Лонго новость не удивила — дуэли начинали куда больше распрей, чем заканчивали. Гримальди были могущественной семьей, и Лонго вовсе не улыбалось рассориться с ними. А еще меньше хотелось опасаться за свою спину всякий раз, когда выедешь в город, и посылать слуг на рынок с вооруженным эскортом. Придется действовать быстро. Кровь пролилась, люди с обеих сторон потеряли друзей. Если теперь с одной либо другой стороны погибнет знатный, дело закончится кровной враждой.

— Кто начал? — спросил Лонго.

— Наши люди работали у причала и, думаю, заглянули в таверну. Возвращаясь, встретили шестерых Гримальди на улице. Те, должно быть, ждали наших. Посыпались оскорбления, Гримальди за мечи. Так и вышло. Наши говорят, Гримальди хотят отомстить за Карло. Думают, что мальчишка — специально подосланный наемный убийца.

— А как Уильям?

— По-прежнему. Только бредить перестал прошлой ночью. Лоретта, повитуха наша, говорит: добрый знак, лихорадка сойдет.

— А доктор что говорит?

— По нему, это начало агонии. Никчемный урод! Он уже нашего Уильяма трупом считает.

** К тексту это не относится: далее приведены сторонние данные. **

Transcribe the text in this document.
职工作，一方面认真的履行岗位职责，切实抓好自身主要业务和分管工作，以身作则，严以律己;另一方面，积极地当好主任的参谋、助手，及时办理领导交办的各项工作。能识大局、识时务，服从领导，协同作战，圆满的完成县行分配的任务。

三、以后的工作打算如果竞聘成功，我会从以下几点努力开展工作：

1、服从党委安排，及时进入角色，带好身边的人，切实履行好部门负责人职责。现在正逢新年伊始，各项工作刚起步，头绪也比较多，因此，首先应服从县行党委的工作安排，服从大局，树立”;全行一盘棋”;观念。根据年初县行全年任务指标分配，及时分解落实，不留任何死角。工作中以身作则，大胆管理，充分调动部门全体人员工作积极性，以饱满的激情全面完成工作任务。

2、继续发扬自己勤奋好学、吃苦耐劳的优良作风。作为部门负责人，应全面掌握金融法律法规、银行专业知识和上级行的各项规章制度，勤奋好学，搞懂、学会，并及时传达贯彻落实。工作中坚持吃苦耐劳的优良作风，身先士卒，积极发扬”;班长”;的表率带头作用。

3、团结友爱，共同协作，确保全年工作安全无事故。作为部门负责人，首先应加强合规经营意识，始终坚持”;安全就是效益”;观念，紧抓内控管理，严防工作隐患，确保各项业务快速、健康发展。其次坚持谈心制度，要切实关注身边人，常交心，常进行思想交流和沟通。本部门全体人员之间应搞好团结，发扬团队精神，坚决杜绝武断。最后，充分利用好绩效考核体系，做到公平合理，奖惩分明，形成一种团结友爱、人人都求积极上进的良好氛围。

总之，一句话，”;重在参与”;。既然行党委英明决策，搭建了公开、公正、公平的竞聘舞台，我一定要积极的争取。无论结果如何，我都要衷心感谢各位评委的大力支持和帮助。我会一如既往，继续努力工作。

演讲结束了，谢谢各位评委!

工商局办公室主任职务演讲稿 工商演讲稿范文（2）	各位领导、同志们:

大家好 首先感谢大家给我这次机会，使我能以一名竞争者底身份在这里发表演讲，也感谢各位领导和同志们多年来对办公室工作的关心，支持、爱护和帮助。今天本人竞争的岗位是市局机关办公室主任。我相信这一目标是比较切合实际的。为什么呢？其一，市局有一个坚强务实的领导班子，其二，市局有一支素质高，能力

— Тогда остается надеяться на правоту повитухи. Ты сиди на вилле, пока не вылечишься. Пусть Мария за тобой присмотрит. А я поеду в Геную — пригляжу за Уильямом да разберусь с распрей.

* * *

Вскоре после приезда Лонго лихорадка ушла. Уильям очнулся и оказался в здравом уме и твердой памяти. Пасты съел за десятерых. Лонго с удовольствием понаблюдал за его трапезой, а после отправился в палаццо Гримальди, мириться.

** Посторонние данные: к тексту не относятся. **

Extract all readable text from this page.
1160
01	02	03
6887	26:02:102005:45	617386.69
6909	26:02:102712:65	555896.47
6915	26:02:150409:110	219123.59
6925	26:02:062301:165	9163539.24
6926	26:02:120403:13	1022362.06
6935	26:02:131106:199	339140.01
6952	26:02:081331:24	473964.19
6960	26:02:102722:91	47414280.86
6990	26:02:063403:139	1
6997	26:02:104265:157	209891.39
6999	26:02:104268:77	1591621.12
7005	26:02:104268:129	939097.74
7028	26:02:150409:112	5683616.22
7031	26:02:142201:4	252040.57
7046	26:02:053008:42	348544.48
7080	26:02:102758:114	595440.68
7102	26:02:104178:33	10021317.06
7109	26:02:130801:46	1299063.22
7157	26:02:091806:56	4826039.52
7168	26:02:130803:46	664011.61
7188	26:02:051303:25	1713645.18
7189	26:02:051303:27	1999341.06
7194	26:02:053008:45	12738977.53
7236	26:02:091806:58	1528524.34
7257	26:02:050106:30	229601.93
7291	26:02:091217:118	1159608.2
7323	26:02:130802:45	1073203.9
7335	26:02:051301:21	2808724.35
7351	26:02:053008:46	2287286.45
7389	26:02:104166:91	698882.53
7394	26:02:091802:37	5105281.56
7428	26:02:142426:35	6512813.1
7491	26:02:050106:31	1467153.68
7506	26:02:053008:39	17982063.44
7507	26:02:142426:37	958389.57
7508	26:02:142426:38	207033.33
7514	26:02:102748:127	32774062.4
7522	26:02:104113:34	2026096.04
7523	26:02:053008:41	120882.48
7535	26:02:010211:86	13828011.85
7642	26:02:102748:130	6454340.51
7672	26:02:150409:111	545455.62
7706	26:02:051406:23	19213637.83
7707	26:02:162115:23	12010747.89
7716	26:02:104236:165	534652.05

Несмотря на вспыхнувшую вражду, Лонго приняли любезно и немедленно провели к Никколо Гримальди, отцу Карло и главе рода. Гримальди-старший был совсем невелик ростом. Разменяв уже шестой десяток, он по-прежнему оставался строен; загорелое лицо было почти без морщин, хотя черные когда-то волосы успела причудливо испещрить седина — смесь черного и серого, будто свежий пепел. Синьор Никколо сидел на балконе над двором и попивал густой черный напиток. В нем Лонго узнал кофе, восточный деликатес. Гримальди предложил Лонго сесть. После обмена приветствиями Никколо перешел прямо к делу.

— Вы пришли искать мира между нашими семьями. Я старый человек. Я ценю мир. Но после такой крови трудно его сохранить.

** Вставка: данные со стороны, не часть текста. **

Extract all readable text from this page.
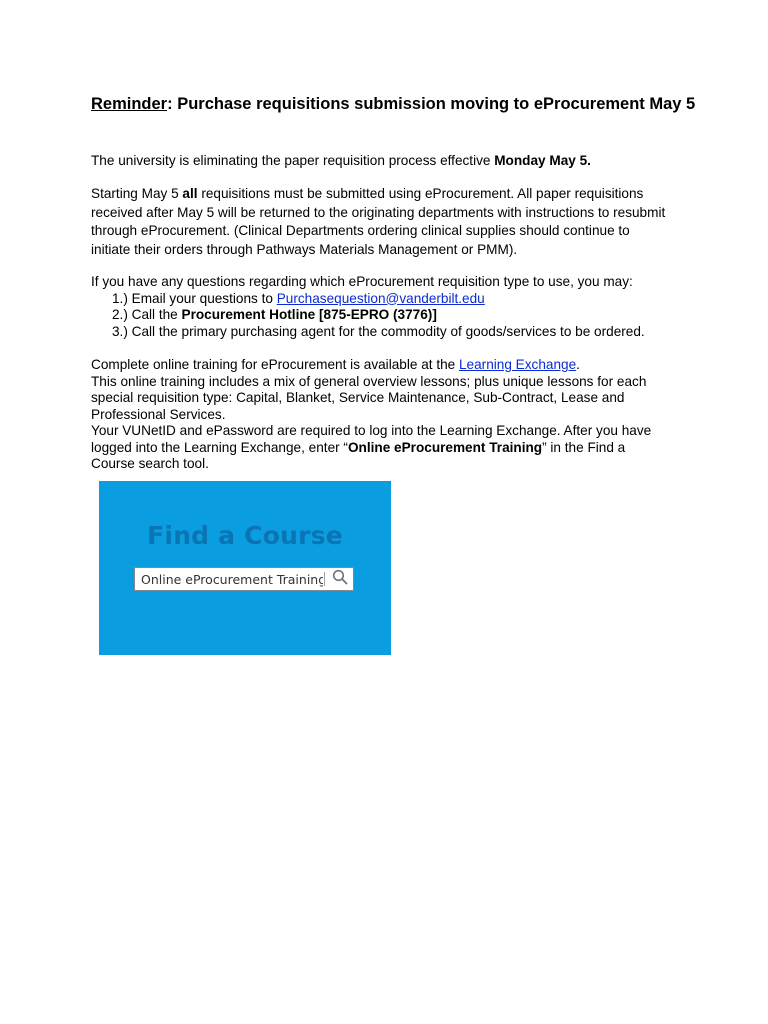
Reminder: Purchase requisitions submission moving to eProcurement May 5

The university is eliminating the paper requisition process effective Monday May 5.

Starting May 5 all requisitions must be submitted using eProcurement. All paper requisitions
received after May 5 will be returned to the originating departments with instructions to resubmit
through eProcurement. (Clinical Departments ordering clinical supplies should continue to
initiate their orders through Pathways Materials Management or PMM).
If you have any questions regarding which eProcurement requisition type to use, you may:
1.) Email your questions to Purchasequestion@vanderbilt.edu
2.) Call the Procurement Hotline [875-EPRO (3776)]
3.) Call the primary purchasing agent for the commodity of goods/services to be ordered.
Complete online training for eProcurement is available at the Learning Exchange.
This online training includes a mix of general overview lessons; plus unique lessons for each
special requisition type: Capital, Blanket, Service Maintenance, Sub-Contract, Lease and
Professional Services.
Your VUNetID and ePassword are required to log into the Learning Exchange. After you have
logged into the Learning Exchange, enter “Online eProcurement Training” in the Find a
Course search tool.
Find a Course
Online eProcurement Training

— Тем меньше смысла проливать новую кровь, — ответил Лонго. — Синьор Гримальди, я воин. Я видел больше битв, чем многие люди — зим. Я не боюсь кровопролития, но не хочу ссориться ни с вашей семьей, ни с вами. Ваш сын погиб на благородной дуэли, в честном бою. Давайте же покончим с враждой!

Гримальди кивнул, отпил неторопливо кофе.

— Разумеется, вы правы. Но все же, синьор Джустиниани, я потерял сына. Его не заменишь. Ничто не возместит мне потери — но, возможно, если я найду нового сына, я сумею простить. Соединив наши семьи, мы сможем прекратить кровопролитие. Насколько я помню, вы не женаты?

Лонго кивнул.

— Что ж, в таком случае могу ли я представить вам мою дочь Джулию?

— Для меня большая радость и честь увидеть ее, — ответил Лонго.

Джулию, робкую девочку лет двенадцати, немедленно привели и представили гостю. Несомненно, она готовилась к этой встрече с момента, когда Лонго показался на пороге палаццо. Джулия была одета в самое лучшее: пышное платье белого шелка, вышитое переплетающимися алыми розами. Волосы ее были перевиты лентами и скручены в причудливый узел на затылке. Тоненькая, еще плоскогрудая, но с изящными чертами и всеми приметами того, что в недалеком будущем станет прекрасной женщиной. Она сделала реверанс, очаровательно покраснела, когда Лонго похвалил ее чудесное платье, и с отцовского позволения убежала.

— Не сомневаюсь, она плодовитостью не уступит матери, — заметил синьор Гримальди. — И ведь красавица, правда?

— Да, синьор.

— Значит, вы не против взять ее в жены?

Лонго задумался. Управитель Никколо частенько напоминал: никакое владение Лонго не будет в безопасности, пока у того не появится наследник. Джулия молода, плодородна и, бесспорно, красива. Женское присутствие в доме не повредит, не говоря уже о постели. Что еще важнее, брак превратит нарождающуюся вражду в союз с могущественным родом. Чувства тут не имели значения. Лонго был попросту обязан жениться на Джулии Гримальди.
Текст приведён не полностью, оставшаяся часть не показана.